Но Громыко лучше Малика знал, чего в действительности хочет руководство. Когда Генеральная ассамблея одобрила советское предложение, внеся в него лишь незначительные поправки, он выразил удовлетворение и поздравил нас, заметив при этом:
— Мы добились цели и теперь имеем моральное право использовать ядерное оружие против Китая, если маоисты опять попробуют к нам лезть.
Впрочем, резолюции ООН было нам отнюдь не достаточно. Кремль был жизненно заинтересован в обеспечении невмешательства США, если дело дойдет до войны между СССР и Китаем, а также хотел быть уверен, что в этом случае Америка не станет оказывать Китаю военную помощь.
Эти два взаимосвязанных вопроса не раз становились предметом обсуждения на Политбюро, но наши вожди так и не пришли к единому мнению, как им добиться обеих целей. Они считали, что глупо было бы слишком прямо и в официальном порядке дать понять американцам, что СССР обеспокоен этими проблемами. В то же время было решено, что неблагоразумно вообще избегать обсуждения сложившейся ситуации с американцами. Пришлось избрать некий промежуточный курс. Именно поэтому Брежнев и затронул обе проблемы в беседе с Генри Киссинджером, хотя и сделал это неловко и в неподходящей обстановке.[9]
В 1973 году, выбравшись на охоту в Завидово, на подмосковную дачу, Брежнев начал там втолковывать Киссинджеру, что ввиду растущего ядерного арсенала Китая "надо что-то предпринимать”, но что именно, оставалось неясным. Одновременно Брежнев предостерегал Государственного секретаря Соединенных Штатов — чуть ли не тоном угрозы, — что любая военная помощь, оказываемая американцами Китаю, приведет к войне. Но опять-таки он не уточнил, кто с кем будет в таком случае воевать и какого характера будет это столкновение.
Помимо понятной осторожности, существовала еще одна причина, мешавшая Брежневу откровенно обсуждать состояние советско-китайских отношений с американцами. Политбюро постоянно тешило себя надеждой, что в один прекрасный день (только все же, по всей вероятности, не при жизни Мао) отношения между обоими коммунистическими государствами снова могут стать нормальными, даже дружественными. Заветным желанием Кремля было поскорее увидеть Мао в гробу.
По мере того как углублялась трещина, пробежавшая между Советским Союзом и Китаем, Москва считала все более важным укрепление своего "западного фронта” — улучшение отношений с европейскими странами. В конце лета 1970 года Громыко вызвал меня в середине дня и попросил присутствовать на его совещании с Ковалевым и Валентином Фалиным, где должен был обсуждаться пересмотр всей европейской политики СССР. Дело происходило накануне приезда в Москву Вилли Брандта. К этому моменту Фалин уже весьма преуспел в своей деятельности по налаживанию советско-германских отношений; именно его хлопоты сделали возможным этот визит.

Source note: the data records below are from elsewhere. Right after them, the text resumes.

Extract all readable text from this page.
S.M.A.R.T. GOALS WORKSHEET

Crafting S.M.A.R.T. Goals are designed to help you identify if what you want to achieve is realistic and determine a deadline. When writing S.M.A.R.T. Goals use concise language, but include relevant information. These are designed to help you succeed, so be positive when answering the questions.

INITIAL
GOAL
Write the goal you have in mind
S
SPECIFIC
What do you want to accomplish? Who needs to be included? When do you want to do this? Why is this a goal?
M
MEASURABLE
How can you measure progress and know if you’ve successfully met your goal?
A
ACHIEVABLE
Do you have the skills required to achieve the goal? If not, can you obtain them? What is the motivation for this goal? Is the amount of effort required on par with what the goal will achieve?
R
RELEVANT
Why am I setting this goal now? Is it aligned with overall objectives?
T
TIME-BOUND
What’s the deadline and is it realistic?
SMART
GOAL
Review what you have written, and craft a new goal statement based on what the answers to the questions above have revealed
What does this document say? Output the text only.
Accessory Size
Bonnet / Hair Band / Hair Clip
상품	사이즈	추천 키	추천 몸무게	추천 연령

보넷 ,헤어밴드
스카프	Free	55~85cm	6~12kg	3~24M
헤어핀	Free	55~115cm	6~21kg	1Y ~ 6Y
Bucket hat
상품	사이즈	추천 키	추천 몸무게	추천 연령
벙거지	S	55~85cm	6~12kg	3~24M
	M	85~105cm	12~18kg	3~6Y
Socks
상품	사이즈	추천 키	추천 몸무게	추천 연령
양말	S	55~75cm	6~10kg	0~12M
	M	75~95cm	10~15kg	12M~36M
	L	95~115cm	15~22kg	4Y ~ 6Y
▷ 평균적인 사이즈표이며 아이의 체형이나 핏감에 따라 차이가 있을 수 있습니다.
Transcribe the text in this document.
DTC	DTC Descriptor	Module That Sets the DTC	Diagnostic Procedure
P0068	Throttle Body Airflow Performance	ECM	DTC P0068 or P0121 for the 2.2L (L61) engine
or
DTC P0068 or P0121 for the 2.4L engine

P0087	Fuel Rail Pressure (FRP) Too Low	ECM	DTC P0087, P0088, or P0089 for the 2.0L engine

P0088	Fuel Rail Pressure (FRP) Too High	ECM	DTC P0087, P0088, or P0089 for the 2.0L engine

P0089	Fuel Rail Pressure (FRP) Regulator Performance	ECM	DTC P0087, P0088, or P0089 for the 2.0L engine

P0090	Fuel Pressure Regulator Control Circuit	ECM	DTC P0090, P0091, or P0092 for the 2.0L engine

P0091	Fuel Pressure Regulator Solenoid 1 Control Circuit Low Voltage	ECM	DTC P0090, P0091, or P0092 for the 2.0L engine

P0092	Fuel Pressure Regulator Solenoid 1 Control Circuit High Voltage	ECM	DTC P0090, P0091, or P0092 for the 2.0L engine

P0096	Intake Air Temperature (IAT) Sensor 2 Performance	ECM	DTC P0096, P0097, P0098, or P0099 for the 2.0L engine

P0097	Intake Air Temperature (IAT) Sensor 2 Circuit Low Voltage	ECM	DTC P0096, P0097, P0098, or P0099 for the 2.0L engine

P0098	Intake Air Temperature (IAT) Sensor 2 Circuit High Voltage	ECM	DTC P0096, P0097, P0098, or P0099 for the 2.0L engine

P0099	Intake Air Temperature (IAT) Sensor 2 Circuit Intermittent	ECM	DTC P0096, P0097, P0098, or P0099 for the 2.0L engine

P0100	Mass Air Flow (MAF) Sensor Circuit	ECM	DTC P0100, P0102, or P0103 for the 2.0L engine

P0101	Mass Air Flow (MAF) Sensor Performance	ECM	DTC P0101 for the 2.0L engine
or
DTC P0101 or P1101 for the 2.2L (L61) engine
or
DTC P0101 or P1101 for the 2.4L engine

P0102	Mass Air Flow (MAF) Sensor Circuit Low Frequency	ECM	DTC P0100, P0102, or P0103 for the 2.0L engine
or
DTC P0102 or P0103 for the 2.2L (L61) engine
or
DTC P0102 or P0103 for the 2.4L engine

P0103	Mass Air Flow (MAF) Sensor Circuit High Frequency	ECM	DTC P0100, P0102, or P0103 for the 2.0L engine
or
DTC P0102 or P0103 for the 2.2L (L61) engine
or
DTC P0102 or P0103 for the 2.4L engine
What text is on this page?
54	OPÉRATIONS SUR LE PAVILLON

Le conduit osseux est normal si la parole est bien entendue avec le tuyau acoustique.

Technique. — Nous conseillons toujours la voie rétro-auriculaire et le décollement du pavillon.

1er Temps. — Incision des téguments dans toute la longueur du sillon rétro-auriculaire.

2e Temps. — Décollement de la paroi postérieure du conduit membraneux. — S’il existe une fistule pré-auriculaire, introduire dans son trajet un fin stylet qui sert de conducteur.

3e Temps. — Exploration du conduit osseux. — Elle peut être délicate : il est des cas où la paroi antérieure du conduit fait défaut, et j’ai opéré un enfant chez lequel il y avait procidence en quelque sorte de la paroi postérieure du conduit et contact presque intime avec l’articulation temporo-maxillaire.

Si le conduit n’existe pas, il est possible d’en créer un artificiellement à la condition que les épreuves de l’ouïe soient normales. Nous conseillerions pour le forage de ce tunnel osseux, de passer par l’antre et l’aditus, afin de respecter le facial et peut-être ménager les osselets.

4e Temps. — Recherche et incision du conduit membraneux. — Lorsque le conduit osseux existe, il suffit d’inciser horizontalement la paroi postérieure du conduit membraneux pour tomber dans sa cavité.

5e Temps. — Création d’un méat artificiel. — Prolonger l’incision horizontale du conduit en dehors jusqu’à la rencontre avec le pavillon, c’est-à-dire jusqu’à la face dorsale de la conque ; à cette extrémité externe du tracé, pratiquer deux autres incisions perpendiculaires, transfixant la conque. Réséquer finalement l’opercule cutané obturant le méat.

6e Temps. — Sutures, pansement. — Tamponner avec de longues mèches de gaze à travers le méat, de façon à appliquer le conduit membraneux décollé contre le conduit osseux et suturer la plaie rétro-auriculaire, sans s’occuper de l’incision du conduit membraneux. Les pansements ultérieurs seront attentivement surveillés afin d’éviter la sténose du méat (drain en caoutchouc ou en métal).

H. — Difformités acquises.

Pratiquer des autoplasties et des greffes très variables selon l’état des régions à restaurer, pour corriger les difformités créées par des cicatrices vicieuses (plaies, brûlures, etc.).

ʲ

Фалин был толковым дипломатом, отличавшимся разумным, логичным подходом к возникавшим проблемам. Человек спокойный и рассудительный, он всегда старался добраться до самой сути любого вопроса и отличался исключительной работоспособностью. Он начал трудовую деятельность подростком, работал токарем на одном из больших московских заводов и одновременно учился в вечерней школе.
Когда я с ним познакомился — это было в конце 50-х, — он уже был одним из советников Громыко и сделался к тому времени широко образованным человеком. Манеры его отличались почти аристократической изысканностью. Громыко очень ценил осведомленность Фалина во всех делах, касающихся Германии, и назначил его заведующим отделом министерства, занимающимся ФРГ и ГДР.
Нормализация и дальнейшее развитие отношений с Бонном представляли собой деликатную проблему ввиду того, что Кремль не доверял ФРГ и постоянно опасался тамошнего "неонацистского реваншизма”. Громыко хотел быть уверенным в том, что позиция, которую он занимает в Политбюро по отношению к планируемому советско-германскому договору, базируется на действительно компетентных оценках, исходящих от его советников, и на их рекомендациях, учитывающих ряд имеющихся щекотливых обстоятельств, — тем более что предстоящий визит Брандта должен был прямо затронуть некоторые деликатные аспекты отношений советского руководства с главой восточногерманской правящей партии Вальтером Ульбрихтом.
Обычно Громыко не снисходил до того, чтобы высказывать собственную точку зрения на поручения политического характера, которые он давал своим подчиненным. Но на встрече, о которой идет речь, он изменил своему правилу и как бы размышлял вслух. Важность обсуждаемых вопросов еще более подчеркивалась его непроизвольной мимикой. Когда он был чем-нибудь озабочен или волновался, его лицо искажалось гримасой, и можно было подумать, что он страдает тиком. Он подергивал носом, а его густые черные брови нервно прыгали вверх и вниз, как у американского комика Гручо Маркса.